Today in History

  • Sunday, June 20, 2010 10:23pm
  • Life

Today is Monday, June 21, the 172nd day of 2010. There are 193 days left in the year. Today is the first day of summer.

TODAY’S HIGHLIGHT

On June 21, 1788, the U.S. Constitution went into effect as New Hampshire became the ninth state to ratify it.

ON THIS DATE

In 1932, heavyweight Max Schmeling lost a title fight rematch in New York by decision to Jack Sharkey, prompting Schmeling’s manager, Joe Jacobs, to exclaim: “We was robbed!”

In 1963, Cardinal Giovanni Battista Montini was chosen to succeed the late Pope John XXIII; the new pope took the name Paul VI.

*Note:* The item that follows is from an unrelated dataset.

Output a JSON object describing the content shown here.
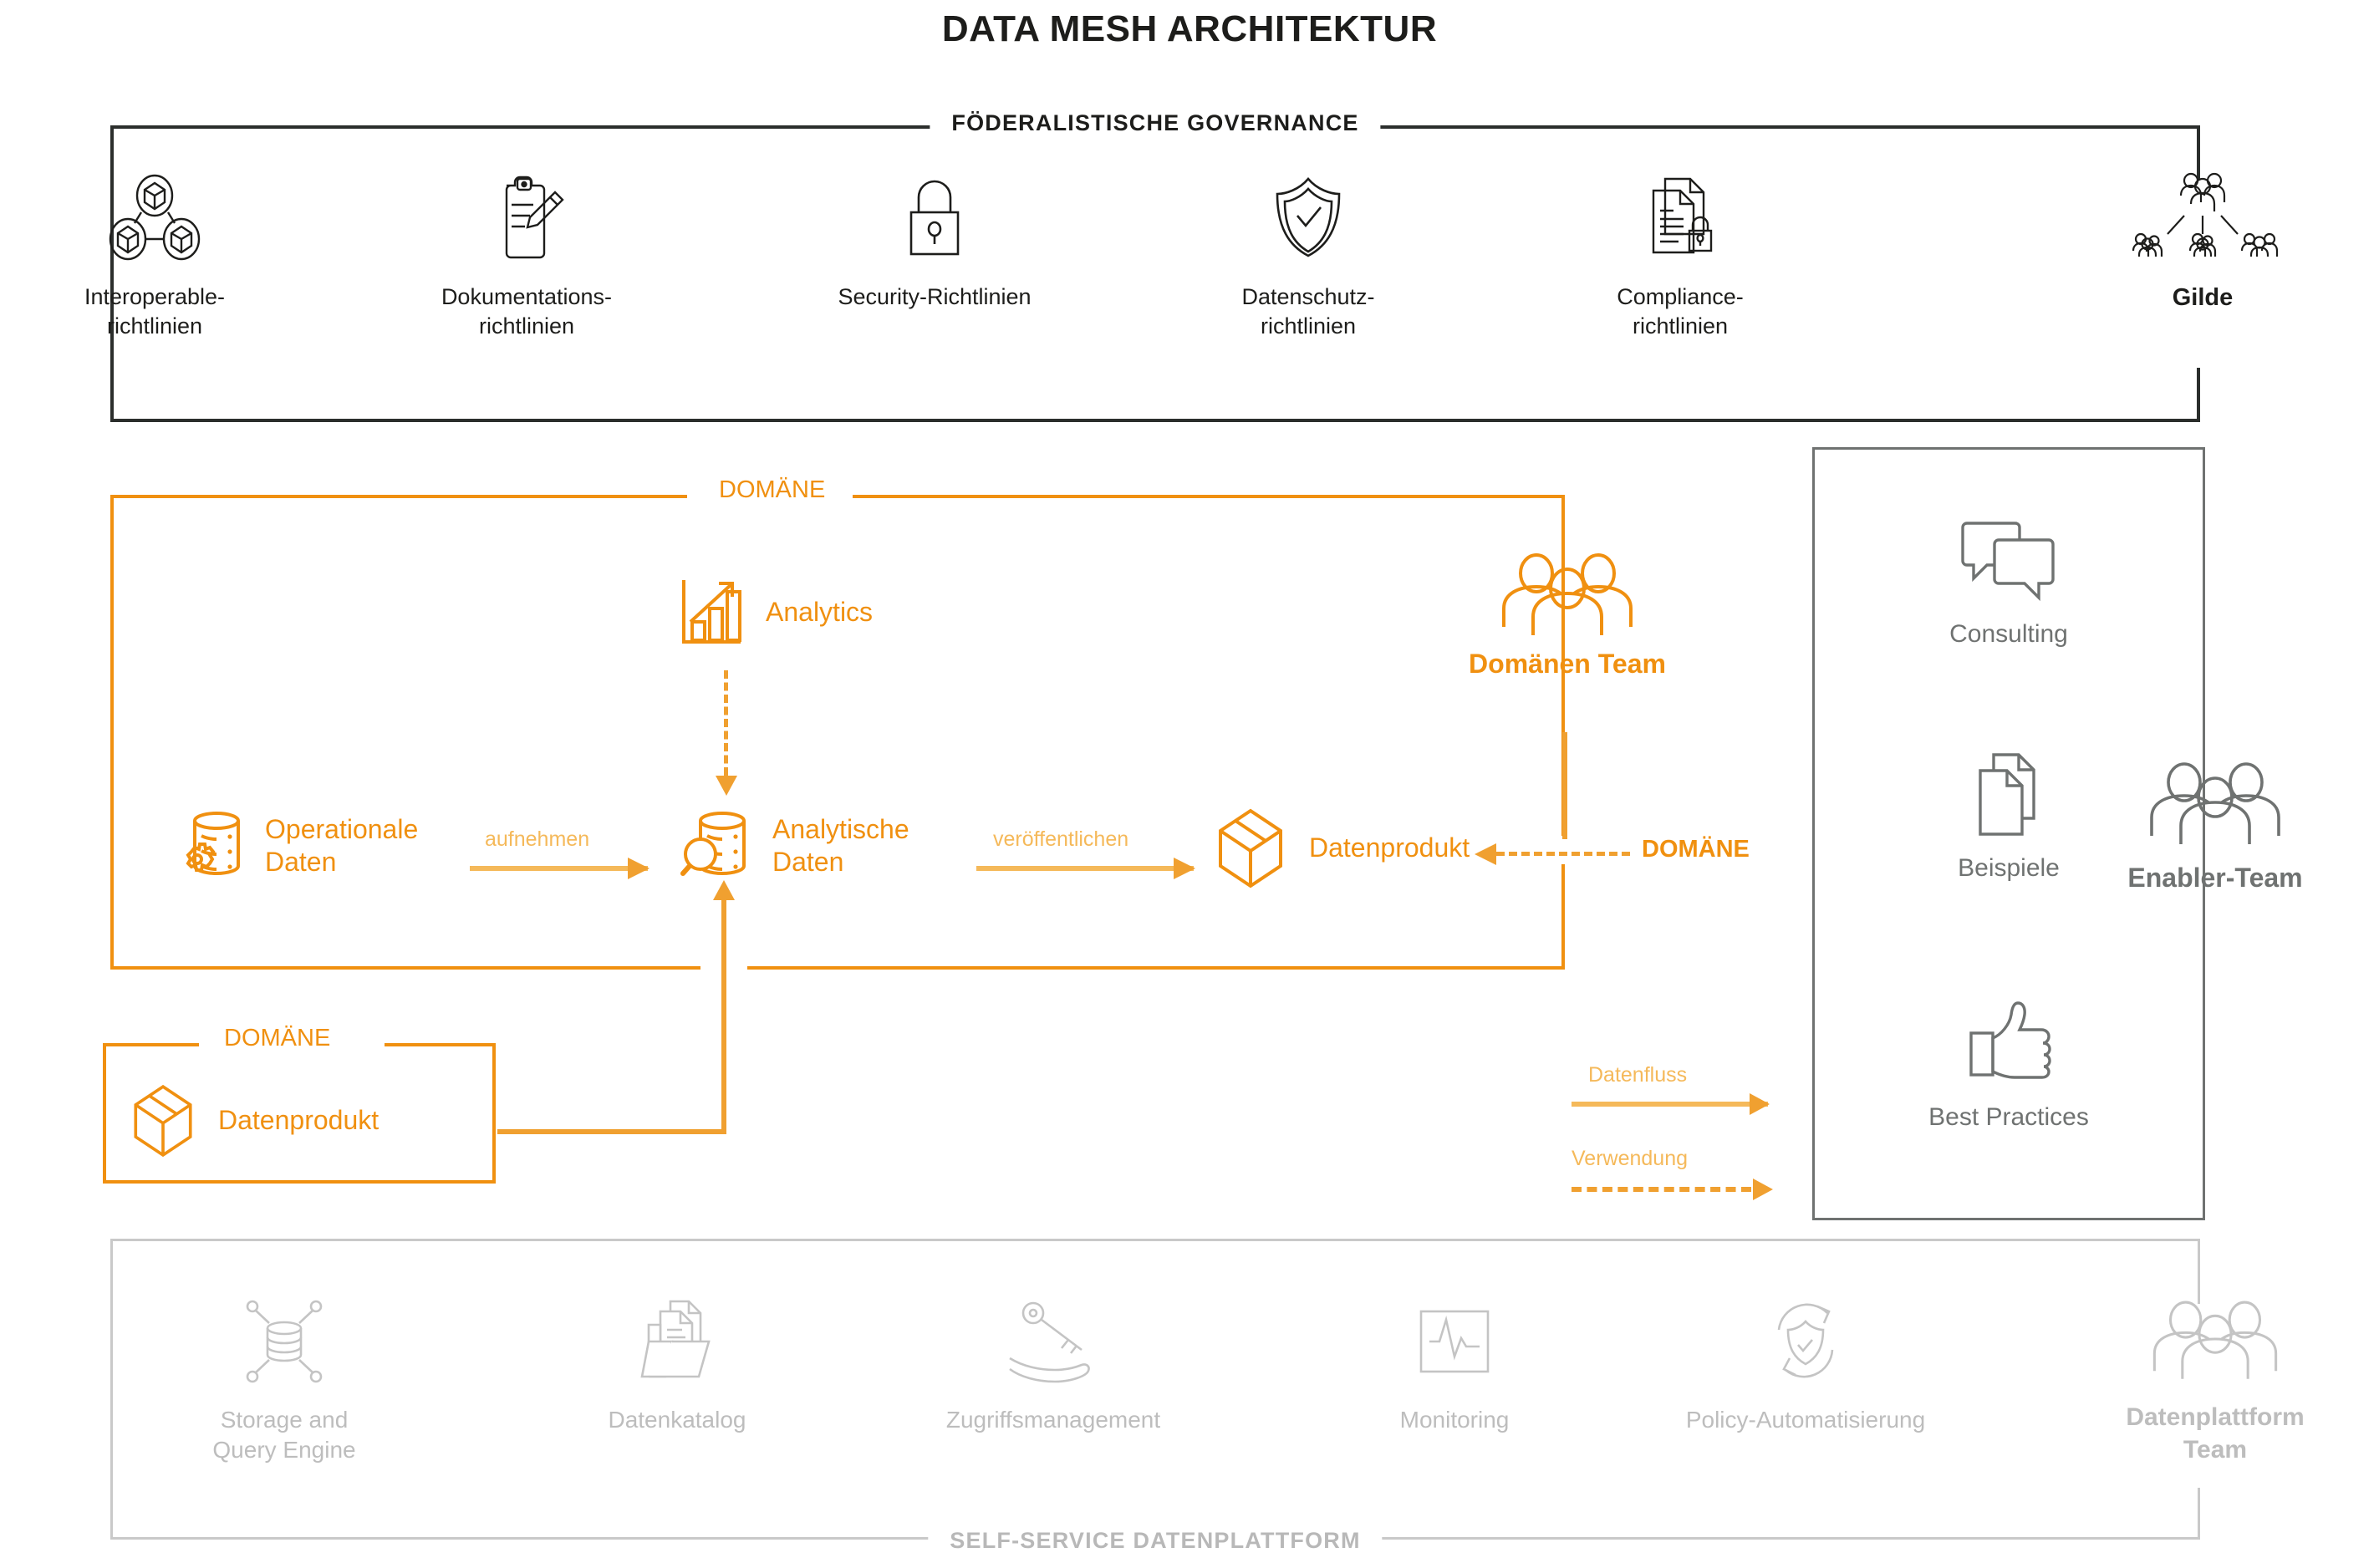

In 1964, civil rights workers Michael Schwerner, Andrew Goodman and James Chaney disappeared in Philadelphia, Miss.; their bodies were found buried six weeks later.

In 1982, a jury in Washington, D.C., found John Hinckley Jr. not guilty by reason of insanity in the shootings of President Ronald Reagan and three other men.

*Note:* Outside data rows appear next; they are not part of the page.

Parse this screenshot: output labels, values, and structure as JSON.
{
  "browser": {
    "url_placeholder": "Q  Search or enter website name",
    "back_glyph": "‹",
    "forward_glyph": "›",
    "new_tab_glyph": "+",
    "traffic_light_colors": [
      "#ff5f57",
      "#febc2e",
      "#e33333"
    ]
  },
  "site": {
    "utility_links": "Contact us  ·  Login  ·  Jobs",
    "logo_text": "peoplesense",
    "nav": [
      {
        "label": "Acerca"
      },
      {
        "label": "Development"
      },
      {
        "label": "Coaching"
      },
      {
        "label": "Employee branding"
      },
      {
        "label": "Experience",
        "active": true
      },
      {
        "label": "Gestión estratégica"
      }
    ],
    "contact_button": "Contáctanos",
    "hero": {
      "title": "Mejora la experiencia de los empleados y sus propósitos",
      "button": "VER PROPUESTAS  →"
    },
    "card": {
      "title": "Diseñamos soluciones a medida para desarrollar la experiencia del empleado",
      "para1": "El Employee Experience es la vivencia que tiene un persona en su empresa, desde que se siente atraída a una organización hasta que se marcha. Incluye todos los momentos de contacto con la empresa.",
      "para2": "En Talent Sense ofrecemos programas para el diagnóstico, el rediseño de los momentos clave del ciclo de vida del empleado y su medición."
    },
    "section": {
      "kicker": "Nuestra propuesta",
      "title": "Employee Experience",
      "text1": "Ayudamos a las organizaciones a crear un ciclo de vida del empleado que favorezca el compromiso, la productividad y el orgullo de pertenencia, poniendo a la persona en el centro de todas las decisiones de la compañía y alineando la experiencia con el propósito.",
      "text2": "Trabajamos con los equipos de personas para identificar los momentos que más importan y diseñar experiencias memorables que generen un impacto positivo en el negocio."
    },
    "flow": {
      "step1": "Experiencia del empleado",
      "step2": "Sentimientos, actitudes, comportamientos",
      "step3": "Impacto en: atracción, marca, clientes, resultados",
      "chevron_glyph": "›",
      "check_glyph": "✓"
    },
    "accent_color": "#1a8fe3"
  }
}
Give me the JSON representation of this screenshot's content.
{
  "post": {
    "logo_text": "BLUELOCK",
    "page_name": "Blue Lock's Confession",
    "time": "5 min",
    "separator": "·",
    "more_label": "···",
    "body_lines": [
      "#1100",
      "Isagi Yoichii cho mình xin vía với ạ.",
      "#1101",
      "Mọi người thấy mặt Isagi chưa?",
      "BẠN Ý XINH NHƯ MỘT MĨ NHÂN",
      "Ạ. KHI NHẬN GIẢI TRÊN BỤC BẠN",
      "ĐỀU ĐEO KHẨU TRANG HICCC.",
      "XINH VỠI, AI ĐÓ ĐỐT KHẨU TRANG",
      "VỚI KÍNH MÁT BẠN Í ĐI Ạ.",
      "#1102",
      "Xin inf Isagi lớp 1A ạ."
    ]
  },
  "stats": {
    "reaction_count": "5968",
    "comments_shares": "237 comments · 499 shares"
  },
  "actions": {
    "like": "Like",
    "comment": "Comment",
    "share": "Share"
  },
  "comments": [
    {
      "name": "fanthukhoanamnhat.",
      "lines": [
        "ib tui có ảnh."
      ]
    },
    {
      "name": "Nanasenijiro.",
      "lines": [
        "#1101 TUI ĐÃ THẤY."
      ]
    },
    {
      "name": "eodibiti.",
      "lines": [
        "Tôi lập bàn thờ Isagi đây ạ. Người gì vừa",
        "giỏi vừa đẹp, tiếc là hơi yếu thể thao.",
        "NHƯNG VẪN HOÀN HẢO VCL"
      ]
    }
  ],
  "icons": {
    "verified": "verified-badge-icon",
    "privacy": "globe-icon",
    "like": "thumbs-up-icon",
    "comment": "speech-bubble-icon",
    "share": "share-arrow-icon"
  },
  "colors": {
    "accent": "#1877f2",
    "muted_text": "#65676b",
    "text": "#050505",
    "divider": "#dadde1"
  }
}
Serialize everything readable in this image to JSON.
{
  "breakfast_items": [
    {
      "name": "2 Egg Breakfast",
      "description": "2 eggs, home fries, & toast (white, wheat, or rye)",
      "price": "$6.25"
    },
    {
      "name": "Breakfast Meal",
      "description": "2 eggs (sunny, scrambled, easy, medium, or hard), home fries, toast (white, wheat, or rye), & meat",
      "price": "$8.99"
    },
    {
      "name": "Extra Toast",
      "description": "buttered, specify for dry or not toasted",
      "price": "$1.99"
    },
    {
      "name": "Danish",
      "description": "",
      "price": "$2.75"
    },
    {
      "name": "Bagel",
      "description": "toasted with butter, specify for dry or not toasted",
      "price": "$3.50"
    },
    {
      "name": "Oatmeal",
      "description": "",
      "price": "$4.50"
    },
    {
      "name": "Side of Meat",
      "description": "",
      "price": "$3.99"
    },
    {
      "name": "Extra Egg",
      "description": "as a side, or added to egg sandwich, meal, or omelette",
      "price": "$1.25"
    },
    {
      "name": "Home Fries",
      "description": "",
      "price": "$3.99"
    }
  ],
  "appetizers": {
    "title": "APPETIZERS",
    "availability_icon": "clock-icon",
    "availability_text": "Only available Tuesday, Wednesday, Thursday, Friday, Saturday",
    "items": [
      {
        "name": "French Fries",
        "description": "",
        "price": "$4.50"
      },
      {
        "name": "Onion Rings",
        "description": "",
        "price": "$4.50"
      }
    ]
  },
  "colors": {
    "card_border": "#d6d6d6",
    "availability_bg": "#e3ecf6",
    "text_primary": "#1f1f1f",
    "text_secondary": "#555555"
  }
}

In 1985, scientists announced that skeletal remains exhumed in Brazil were those of Nazi war criminal Josef Mengele.

In 1989, a sharply divided Supreme Court ruled that burning the American flag as a form of political protest is protected by the First Amendment.

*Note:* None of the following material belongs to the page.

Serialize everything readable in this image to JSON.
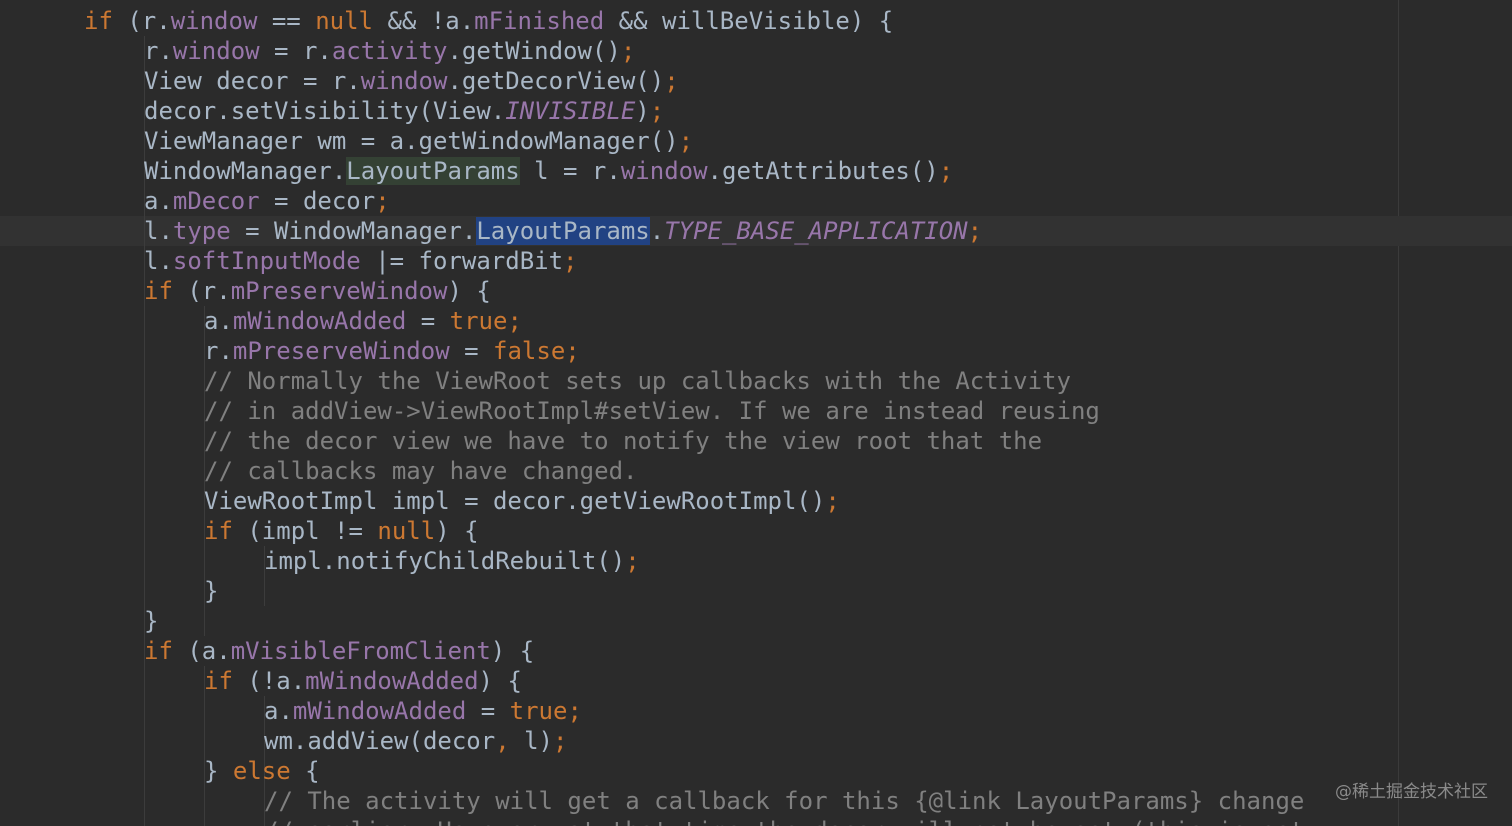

In 1990, an estimated 50,000 Iranians were killed by an earthquake.

In 2000, about 55 years after World War II ended, 22 Asian-American veterans received the Medal of Honor for bravery on the battlefield during a White House ceremony.

In 2005, 41 years to the day after three civil rights workers were beaten and shot to death, Edgar Ray Killen, an 80-year-old former Ku Klux Klansman, was found guilty of manslaughter. (Killen was sentenced to 60 years in prison.)